今朝までは名前を知らなかったし、顔すら認識していなかった新しいクラスメート。しかしタイミングよく俺の名前を呼び、俺に存在を知らしめた彼女は一瞬にして「気になる存在」となっていた。
だからその後すぐに行われた英語の授業で白石さんが当てられたのを聞き、その名を覚えることなんて容易である。


「…………なにそれ…何それ」
「そのまんまの意味」
「……」


この無言の間、俺は白石さんから目を離すことはなかった。だって彼女の瞳の動きを見れば何を考え何を感じ、俺に対してどんな感情を抱いているかがなんとなく分かるから。
そしてその結果白石さんの気持ちを少しだけ読み取ることのできた俺は、恐らく先程よりも高く口角を上げた。

しばらく言葉を交わさないまま視線でのみ会話をしていた俺たちだから、白石さんにだって俺の言いたい事は伝わったはずだ。
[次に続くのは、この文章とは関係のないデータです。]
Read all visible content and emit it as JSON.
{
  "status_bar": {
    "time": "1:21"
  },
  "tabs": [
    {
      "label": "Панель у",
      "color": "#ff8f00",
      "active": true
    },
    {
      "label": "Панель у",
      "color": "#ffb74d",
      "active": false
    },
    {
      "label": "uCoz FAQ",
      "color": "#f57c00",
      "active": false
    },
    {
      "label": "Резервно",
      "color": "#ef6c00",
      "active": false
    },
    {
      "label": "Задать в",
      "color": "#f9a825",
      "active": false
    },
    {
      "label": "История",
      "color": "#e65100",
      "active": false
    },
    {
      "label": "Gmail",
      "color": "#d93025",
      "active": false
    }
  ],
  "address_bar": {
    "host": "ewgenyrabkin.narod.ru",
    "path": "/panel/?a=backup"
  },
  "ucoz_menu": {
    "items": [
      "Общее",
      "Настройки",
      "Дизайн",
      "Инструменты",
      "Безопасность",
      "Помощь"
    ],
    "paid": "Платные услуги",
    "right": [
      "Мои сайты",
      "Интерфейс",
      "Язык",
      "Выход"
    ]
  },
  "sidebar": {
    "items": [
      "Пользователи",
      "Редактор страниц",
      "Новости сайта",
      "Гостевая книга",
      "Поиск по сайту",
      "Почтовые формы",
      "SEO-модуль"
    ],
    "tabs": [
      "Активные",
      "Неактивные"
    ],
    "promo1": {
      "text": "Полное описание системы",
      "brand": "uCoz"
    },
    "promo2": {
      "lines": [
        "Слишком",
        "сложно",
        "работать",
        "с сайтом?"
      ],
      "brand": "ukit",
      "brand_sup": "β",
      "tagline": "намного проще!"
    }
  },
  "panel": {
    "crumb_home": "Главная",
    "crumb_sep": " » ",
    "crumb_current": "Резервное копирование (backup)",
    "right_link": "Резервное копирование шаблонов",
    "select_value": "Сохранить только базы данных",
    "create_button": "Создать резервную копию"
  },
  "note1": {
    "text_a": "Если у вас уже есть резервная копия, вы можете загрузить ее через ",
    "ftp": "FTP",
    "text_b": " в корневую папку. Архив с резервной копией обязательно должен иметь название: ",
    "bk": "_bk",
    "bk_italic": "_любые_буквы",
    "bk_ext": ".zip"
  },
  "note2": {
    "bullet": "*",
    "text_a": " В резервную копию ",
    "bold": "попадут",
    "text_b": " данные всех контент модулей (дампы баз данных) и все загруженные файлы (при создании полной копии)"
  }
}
だからこそ、それを理解した瞬間に彼女は視線を外して言った。


「私だって、気になる人の名前じゃなきゃ覚ええきれないよ」


よほどの事がない限り30人を超えるクラスメートの顔と名前を一致させるのは難しい。うちの学校はマンモス校だから、一年の時に同じクラスだった奴も二年に上がれば散り散りだ。ほとんどが初対面。

だからその中でひとりの女の子、あるいは男を個別認識するにはそれなりのきっかけが必要だ。特に俺のような、朝も放課後もほぼ教室内に居ないような男は。


「…ついでに誕生日も覚えてみる?」


そして今このタイミングなら、ほぼ間違いなく誕生日もセットで白石さんの記憶に残るだろう。だって彼女はもう脳内で、俺の誕生日を覚えるためのスペースを作り始めているのがバレバレだ。